The last times a major slump into contraction happened was when COVID-19 first struck in early 2020, and again in the second half of 2021 when the Delta strain caused major havoc and lockdowns across the country.
Out of the four sub sectors, apartment and commercial construction experienced the steepest fall with apartment building recording a whopping 34.9 points drop in its activity index to sit at 21.4 for December 2021 and January 2022.
Commercial construction’s index fell by 29.3 points to 39.5, while housing construction fared only slightly better (down 6.6 points to 40.0).
Finally, engineering construction managed to stay in the neutral zone at 50.0 (no expansion nor contraction), albeit recording a big drop of 16.7 points from November 2021 readings.
The indexes for activity, new orders and supplier deliveries were all significantly down from November and in the contraction phase, recording 41.1, 47.7 and 34.4 respectively. Queensland was the only state to report activity growth across the period.
The index for input prices remained strong at 96.0 in December and January as demand for building materials and house-building supplies remained high. The selling prices index rose 3.4 points to 81.4 and has been elevated for the past year, indicating builders continue to pass on their cost increases.
The average wages index nudged up 2.7 points to 76.0 while the employment index eased but remained expansionary (down 2.5 points to 56.5), marking 16 months of employment growth and recovery from the lows of 2020.
Capacity utilisation decelerated but remained elevated at 82.3 per cent of available capacity being utilised across the construction industry.
“Builders and constructors are hoping the reductions in COVID-19 infections evident over the past couple of weeks will ease some of the extra constraints evident over the past couple of months but they, like everyone else, are geared for further uncertainty and volatility," said Ai Group Chief Policy Advisor, Peter Burn.
Following an extraordinary period of growth in the housing sector in the past year or so, thanks mainly to the Government’s HomeBuilder incentive, the end of the current boom is nigh due to imminent interest rate rises, according to HIA Economist, Tom Devitt.
“At their meeting this week, the RBA reinforced its willingness to be patient for supply chain issues to resolve themselves before raising their cash rate,” he said.

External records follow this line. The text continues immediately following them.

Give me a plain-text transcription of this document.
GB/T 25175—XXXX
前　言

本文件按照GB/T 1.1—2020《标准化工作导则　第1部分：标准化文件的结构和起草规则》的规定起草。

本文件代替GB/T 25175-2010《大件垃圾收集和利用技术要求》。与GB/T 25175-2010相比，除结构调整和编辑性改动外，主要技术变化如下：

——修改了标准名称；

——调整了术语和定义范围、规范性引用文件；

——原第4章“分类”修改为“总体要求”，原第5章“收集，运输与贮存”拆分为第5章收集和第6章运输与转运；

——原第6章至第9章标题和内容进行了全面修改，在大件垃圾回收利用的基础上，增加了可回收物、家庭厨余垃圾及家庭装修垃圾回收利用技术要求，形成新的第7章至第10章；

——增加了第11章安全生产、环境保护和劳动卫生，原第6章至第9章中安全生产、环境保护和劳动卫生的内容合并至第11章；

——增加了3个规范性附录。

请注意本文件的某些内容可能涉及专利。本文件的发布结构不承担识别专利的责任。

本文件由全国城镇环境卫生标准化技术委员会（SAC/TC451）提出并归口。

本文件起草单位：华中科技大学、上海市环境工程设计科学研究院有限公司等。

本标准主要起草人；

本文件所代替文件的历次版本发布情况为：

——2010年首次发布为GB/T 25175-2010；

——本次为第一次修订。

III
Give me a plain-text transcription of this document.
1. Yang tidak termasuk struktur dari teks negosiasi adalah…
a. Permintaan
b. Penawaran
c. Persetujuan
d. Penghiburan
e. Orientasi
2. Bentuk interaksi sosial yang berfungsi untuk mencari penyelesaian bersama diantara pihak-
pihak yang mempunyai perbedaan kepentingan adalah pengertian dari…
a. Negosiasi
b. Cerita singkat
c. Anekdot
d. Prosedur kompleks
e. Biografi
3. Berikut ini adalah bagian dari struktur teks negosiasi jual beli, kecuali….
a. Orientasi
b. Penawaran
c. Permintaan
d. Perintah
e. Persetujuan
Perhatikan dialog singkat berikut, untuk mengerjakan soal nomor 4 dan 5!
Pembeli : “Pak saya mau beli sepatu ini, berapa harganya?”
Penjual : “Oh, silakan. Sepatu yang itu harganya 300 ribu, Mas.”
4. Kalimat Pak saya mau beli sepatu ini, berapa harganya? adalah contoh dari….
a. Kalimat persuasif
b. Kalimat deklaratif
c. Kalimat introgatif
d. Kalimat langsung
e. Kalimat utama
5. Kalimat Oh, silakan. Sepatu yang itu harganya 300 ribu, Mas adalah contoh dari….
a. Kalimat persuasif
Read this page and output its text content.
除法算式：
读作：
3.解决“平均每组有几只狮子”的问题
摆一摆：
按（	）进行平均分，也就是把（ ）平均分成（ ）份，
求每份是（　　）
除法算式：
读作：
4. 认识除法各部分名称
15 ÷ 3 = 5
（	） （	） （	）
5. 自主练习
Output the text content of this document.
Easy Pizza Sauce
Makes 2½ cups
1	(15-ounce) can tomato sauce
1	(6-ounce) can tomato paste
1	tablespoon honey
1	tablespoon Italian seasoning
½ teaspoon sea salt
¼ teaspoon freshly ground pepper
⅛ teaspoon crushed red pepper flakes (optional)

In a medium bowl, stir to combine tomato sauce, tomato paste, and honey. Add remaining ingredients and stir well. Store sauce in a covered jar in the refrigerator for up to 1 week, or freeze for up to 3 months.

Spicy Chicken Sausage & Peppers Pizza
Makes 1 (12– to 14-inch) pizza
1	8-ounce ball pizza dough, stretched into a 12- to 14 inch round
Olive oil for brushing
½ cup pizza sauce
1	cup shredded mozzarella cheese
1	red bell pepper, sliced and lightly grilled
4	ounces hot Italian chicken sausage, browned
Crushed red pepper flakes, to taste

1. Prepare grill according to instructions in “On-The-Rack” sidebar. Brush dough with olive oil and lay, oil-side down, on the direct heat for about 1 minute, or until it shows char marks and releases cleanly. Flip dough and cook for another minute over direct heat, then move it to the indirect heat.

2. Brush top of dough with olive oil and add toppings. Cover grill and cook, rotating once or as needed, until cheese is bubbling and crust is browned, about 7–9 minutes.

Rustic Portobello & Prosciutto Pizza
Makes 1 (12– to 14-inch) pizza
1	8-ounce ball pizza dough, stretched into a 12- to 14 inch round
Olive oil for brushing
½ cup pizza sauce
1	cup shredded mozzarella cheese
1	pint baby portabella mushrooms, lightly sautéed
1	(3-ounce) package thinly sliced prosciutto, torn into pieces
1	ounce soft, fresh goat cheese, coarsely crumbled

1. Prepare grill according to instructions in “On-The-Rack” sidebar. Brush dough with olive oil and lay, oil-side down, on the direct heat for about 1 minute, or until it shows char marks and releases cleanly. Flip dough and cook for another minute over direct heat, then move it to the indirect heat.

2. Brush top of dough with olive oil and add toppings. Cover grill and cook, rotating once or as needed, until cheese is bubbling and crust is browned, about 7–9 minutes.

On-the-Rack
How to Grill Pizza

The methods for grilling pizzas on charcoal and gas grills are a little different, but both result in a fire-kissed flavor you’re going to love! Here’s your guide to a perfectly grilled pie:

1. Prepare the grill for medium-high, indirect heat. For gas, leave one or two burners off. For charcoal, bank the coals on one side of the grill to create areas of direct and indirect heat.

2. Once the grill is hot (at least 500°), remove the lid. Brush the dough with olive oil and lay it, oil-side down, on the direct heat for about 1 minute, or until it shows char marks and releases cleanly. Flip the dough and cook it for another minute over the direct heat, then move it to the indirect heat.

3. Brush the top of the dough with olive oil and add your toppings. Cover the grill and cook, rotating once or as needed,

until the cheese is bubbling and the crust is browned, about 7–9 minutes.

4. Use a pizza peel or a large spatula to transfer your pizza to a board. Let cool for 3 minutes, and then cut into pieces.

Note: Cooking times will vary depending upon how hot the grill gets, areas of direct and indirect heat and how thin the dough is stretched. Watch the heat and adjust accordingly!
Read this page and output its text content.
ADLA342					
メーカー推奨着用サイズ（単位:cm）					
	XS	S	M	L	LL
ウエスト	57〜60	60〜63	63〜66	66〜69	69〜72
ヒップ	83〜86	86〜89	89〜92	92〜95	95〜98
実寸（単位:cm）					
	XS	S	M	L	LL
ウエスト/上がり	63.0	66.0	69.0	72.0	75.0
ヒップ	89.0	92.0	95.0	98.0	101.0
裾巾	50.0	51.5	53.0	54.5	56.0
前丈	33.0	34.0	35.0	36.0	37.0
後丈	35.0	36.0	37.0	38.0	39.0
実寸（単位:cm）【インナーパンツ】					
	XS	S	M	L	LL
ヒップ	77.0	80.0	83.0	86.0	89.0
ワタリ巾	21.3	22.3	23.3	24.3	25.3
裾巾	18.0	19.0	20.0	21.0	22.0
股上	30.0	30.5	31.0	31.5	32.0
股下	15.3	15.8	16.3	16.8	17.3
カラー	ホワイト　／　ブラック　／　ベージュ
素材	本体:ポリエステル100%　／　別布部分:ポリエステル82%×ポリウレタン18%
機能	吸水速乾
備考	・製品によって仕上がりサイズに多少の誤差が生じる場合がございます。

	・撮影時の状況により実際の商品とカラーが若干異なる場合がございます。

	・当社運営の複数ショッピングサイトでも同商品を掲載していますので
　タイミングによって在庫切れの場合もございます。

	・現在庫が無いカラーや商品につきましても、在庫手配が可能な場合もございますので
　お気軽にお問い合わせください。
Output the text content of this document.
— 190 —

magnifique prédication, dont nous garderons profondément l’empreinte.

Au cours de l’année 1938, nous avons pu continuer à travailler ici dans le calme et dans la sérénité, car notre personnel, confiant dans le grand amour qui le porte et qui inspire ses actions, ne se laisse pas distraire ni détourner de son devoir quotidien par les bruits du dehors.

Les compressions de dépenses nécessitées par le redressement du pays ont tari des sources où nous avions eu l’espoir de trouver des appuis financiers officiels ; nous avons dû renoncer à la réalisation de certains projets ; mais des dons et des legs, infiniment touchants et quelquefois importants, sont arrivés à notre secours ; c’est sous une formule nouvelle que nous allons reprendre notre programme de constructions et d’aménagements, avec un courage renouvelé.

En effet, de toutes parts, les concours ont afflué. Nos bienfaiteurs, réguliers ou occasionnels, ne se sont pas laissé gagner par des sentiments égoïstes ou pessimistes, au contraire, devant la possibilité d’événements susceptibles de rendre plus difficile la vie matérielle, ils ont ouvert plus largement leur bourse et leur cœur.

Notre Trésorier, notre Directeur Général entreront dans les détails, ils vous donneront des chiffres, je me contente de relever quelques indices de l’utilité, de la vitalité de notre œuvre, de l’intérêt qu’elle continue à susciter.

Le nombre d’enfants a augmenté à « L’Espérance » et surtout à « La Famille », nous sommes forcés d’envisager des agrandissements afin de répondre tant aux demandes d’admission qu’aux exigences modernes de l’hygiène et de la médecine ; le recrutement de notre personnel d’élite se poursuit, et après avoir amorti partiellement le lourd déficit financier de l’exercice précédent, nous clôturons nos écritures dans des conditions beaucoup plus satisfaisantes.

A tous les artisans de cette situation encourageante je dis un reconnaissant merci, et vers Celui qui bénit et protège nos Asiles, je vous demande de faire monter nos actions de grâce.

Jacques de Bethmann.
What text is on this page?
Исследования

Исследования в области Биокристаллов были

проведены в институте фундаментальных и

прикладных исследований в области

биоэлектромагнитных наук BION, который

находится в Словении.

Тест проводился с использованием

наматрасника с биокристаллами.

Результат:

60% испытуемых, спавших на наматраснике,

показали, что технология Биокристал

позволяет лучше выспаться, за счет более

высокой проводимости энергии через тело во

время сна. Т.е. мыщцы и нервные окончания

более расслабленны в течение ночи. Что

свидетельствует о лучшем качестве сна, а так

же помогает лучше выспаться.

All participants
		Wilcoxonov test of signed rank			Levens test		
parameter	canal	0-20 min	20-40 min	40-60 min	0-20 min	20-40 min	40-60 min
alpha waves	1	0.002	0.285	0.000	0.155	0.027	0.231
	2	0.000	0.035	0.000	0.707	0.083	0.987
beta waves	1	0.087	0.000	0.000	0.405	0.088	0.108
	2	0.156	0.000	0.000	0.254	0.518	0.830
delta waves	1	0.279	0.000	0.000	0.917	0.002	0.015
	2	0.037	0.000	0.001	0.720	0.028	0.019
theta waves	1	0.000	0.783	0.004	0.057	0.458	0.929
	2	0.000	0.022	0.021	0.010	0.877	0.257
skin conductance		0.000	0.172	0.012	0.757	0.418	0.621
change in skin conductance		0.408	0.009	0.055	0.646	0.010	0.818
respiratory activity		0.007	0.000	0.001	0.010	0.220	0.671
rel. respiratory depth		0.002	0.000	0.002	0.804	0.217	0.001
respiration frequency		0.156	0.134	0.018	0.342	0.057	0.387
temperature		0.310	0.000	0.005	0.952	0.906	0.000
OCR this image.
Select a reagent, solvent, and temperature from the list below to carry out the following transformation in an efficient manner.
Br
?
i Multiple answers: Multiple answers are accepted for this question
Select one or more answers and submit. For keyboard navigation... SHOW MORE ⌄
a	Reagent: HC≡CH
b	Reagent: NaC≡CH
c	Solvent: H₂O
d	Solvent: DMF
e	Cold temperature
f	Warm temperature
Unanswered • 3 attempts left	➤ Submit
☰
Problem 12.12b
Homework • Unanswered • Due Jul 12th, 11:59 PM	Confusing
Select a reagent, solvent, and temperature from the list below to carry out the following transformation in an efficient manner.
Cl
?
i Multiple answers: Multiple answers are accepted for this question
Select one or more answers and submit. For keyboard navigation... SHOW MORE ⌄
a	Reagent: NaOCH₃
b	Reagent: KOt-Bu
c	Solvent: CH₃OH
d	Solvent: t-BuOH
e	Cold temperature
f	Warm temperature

“The RBA's first cash rate increase is expected to officially mark the end of the current boom.”
In addition, the issue of demand outstripping supply continues to put pressure on builders to deliver projects on schedule despite labour and supply shortages.
“Home builders are still limited by the availability of land, labour and materials,” he said.
“The HomeBuilder pipeline has only recently started reaching completion, with many more completions to come.
“Ongoing demand as part of the shift in homebuyer preferences towards more space and greater amenity will continue to keep builders busy into 2023.”